The HP Photosmart Premium with TouchSmart Web. Source: HP.
Click to enlarge.
SAN FRANCISCO — Hewlett-Packard hopes lightning strikes twice. Twenty five years ago, the computer and printer giant released its first home printer, the LaserJet, the first of many products in what was to become a multibillion-dollar business.
Today, HP previewed what it’s touting as the first “Web-connected home printer,” a new kind of all-in-one printer that offers access to Web sites consumers frequently print from. At an event here today, the company showed off the HP Photosmart Premium with TouchSmart Web, a $399 printer set to be available this fall.
While bigger and more expensive than most consumer models HP (NYSE: HPQ) emphasized that it’s bringing new functionality on top of traditional printing, and that the device could theoretically pay for itself fairly quickly. HP says the 4.33-inch touchscreen is the biggest on any all-in-one inkjet printer on the market. The Wi-Fi-enabled printer offers both wired and wireless connectivity.
One of HP’s partners at the event, Coupons.com, said the market for digital coupons is exploding. The company today announced that in just over five months the savings printed on its digital coupon network in 2009 surpassed the $313 million in value printed in all of 2008.
More than 40 million people currently print online coupons, according to Simmons Market Research Bureau.
“People still need physical coupons,” said Steven Boal, CEO of Coupons.com. “We don’t see paper going away.”
Vyomesh “VJ” Joshi, executive vice president of HP’s imaging and printing group, said the convenience of previewing and printing coupons right from the printer without having to boot up a computer and search the Web could lead to more coupons being printed.
“You could save close to $2,000 every year,” he said.
That’s a lot of coupons. Of course, you can already print those coupons from any computer connected to the Web and an external printer. But with the new release, HP is mainly selling convenience.
HP plans to launch the printer with several consumer applications, including Coupons.com, the Fandango movie ticketing site, USA Today, DreamWorks Animation, Google Maps, Web Sudoku, WeatherNews and a Nickelodean site where parents or kids can print out coloring and other activity sheets.
The PhotoSmart Premium will also feature an HP Apps Studio full of different Web site services consumers can choose from. HP said users will be able to access HP’s Snapfish photo service directly to print and upload photos.
In a demo for InternetNews.com, HP product manager Steve Smith showed how, with a few touches, you could watch a movie trailer with sound from DreamWorks. The printer relies on a “deep sleep” energy-saving mode that offers quick access at a touch of the display. If it’s completely turned off, the start up time is closer to that of a PC.
Joshi said developers will have access to open APIs
“From the developer community, we want as many applications as possible,” Joshi said. “We think this is going to change the way people think about printing and empower consumers to go to the Web and print more of the stuff they need every day.”
He also said he expects prices to come down over the next few years as HP ramps up production and component costs drop.
“Eventually in the next few years, it’ll be available at $99,” Joshi said.
Beyond the printer
Analyst Ben Bajarin said $399 is a high price that probably is only going to attract the high-end, early adopter slice of the consumer market. But he thinks HP would be smart to extend its technology — like the simple one-touch access to commonly used Web services — to other hardware.

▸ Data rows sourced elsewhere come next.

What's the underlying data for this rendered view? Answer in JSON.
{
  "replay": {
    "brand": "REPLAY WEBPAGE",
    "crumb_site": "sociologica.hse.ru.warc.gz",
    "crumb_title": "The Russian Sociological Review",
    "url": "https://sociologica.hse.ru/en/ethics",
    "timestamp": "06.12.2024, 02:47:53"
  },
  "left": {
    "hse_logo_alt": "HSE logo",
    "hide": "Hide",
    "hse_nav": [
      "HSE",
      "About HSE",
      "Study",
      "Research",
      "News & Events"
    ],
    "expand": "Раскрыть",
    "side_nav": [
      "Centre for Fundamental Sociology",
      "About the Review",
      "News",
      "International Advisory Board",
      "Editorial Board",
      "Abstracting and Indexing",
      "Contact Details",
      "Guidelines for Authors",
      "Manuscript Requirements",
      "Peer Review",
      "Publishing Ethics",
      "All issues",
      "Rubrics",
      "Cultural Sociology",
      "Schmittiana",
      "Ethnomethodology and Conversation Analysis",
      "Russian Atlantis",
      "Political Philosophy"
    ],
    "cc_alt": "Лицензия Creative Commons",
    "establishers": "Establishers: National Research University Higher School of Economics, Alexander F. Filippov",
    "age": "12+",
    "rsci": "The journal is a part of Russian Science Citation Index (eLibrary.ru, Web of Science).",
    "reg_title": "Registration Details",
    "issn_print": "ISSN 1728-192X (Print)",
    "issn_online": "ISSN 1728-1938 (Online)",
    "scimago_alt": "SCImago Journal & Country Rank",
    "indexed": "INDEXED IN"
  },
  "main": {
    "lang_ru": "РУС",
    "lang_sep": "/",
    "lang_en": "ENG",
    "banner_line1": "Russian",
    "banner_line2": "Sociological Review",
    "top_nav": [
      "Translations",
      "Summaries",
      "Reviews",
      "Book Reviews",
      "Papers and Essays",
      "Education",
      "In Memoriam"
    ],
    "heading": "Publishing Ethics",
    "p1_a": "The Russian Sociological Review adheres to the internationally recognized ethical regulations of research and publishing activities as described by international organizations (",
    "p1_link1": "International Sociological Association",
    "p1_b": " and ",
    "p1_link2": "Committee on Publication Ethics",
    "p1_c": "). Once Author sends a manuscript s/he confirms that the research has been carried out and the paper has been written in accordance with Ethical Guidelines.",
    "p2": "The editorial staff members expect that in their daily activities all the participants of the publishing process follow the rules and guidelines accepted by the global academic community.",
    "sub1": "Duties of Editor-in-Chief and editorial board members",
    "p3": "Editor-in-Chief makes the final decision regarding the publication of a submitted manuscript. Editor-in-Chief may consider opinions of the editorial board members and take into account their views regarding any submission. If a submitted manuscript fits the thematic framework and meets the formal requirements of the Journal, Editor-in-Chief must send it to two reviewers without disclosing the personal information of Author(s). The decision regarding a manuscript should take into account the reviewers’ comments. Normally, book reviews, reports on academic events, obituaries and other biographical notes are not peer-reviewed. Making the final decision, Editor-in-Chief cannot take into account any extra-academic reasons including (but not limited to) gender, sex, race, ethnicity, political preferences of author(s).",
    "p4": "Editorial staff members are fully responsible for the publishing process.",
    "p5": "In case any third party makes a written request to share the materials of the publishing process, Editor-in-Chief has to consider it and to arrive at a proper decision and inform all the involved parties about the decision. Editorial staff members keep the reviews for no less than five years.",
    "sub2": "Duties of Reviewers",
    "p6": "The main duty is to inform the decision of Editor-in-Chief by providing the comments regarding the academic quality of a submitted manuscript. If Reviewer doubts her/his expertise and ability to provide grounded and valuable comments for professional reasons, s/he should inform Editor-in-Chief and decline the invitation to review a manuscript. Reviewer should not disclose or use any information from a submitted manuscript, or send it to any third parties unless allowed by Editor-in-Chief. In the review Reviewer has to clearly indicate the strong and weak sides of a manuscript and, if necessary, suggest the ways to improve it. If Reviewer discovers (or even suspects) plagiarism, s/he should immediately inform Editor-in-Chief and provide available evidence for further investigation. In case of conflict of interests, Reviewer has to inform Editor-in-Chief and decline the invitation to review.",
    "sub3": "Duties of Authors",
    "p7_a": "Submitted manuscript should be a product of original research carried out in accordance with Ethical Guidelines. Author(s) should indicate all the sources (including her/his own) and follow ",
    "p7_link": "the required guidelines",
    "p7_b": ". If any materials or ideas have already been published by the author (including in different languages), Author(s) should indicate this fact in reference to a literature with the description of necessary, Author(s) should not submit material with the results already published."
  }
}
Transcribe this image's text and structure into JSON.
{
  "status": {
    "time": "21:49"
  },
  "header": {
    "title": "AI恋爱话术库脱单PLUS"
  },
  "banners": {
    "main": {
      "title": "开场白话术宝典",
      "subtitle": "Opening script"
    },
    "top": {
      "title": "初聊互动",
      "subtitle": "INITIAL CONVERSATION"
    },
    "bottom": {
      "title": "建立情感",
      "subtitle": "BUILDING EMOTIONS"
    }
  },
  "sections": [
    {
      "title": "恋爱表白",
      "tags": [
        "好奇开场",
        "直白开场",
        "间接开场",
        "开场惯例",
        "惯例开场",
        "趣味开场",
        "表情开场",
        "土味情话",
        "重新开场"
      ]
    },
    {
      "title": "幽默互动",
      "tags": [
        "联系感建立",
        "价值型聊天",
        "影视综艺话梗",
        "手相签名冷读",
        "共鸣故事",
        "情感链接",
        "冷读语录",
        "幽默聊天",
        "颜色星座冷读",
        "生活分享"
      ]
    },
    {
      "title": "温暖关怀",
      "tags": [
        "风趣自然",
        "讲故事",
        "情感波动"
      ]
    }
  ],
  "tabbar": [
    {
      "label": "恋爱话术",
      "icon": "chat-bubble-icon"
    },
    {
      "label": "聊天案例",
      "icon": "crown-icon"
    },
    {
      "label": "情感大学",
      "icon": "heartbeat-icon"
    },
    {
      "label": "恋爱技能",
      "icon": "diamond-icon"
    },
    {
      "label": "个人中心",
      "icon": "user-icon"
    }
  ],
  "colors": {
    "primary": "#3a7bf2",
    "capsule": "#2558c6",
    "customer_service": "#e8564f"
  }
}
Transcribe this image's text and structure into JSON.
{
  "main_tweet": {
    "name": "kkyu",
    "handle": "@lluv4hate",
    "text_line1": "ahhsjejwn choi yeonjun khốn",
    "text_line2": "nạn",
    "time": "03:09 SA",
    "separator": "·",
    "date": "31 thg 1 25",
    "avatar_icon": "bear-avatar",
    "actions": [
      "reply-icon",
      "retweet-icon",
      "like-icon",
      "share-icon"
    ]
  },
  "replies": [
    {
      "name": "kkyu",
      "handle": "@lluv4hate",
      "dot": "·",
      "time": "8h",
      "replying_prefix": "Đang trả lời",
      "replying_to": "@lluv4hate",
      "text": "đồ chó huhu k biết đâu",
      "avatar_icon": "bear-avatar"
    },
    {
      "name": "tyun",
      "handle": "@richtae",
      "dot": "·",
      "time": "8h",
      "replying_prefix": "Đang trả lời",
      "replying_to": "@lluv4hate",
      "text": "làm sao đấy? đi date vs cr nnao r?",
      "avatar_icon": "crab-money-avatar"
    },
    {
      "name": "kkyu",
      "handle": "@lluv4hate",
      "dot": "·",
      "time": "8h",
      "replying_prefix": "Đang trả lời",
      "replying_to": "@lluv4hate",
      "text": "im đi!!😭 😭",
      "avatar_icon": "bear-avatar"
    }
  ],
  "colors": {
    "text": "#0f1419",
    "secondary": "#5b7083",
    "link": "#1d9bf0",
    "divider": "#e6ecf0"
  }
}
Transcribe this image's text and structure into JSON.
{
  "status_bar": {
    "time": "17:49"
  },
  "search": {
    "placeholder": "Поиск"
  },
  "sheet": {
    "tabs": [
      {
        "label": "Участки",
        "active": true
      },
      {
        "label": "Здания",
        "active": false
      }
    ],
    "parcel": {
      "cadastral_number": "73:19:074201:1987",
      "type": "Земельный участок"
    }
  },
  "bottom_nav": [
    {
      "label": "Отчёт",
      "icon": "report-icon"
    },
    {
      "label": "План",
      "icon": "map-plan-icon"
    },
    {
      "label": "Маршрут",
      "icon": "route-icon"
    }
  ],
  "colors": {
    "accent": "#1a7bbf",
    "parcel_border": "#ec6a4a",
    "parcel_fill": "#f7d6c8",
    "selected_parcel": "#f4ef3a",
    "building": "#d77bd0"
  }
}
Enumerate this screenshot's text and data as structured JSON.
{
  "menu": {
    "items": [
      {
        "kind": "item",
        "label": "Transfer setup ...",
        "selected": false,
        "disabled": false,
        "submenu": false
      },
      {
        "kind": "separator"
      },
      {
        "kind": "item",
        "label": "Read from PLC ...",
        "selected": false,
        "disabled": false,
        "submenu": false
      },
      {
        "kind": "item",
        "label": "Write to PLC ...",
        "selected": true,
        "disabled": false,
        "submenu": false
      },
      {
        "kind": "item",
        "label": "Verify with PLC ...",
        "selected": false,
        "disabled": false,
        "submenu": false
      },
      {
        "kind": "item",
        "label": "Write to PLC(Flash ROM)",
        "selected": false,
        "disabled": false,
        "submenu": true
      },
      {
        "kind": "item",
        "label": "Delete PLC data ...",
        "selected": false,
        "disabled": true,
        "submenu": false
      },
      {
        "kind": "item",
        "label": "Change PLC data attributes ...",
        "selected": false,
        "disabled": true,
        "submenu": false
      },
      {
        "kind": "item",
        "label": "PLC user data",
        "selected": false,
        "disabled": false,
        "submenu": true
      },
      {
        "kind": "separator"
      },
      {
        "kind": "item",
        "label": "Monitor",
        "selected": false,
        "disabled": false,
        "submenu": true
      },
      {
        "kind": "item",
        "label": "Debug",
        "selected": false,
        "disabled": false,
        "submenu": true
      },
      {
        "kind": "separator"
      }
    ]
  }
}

“What’s interesting is that HP is approaching this from a platform standpoint,” Bajarin, analyst with Creative Strategies, told InterrnetNews.com. “They could have similar applications on HP notebooks or netbooks where you could quickly scroll to different promos or Web services and extend the use case for this easy access to commonly used tasks.
“What they’ve done here with this first release is eliminated the complexity of the PC with a robust touchscreen as part of the printer,” he said.
If and when HP gets the price down to $99, Bajarin thinks it could have broad consumer appeal.
Google’s (NASDAQ: GOOG) chief technology advocate, Michael Jones, said the PhotoSmart Premium meshes with Google’s goal of organizing the world’s information.
“Accessibility and utility both factor in and here you have a portal into the entire Internet that lets you take what you might want later with you,” he said. “It’s the ultimate fulfillment of cloud computing — something you can touch.”
Jones said about 30 million people print from Google Maps every day, and he envisions a time when every device has touchscreen access for printing maps other content far more conveniently than having to go through a PC or notebook.
And as much as he likes maps, Jones said that on a personal level, he’s looking forward to using the Sudoku app so he can he can print out a “really hard Sudoku puzzle” to take on his daily commute.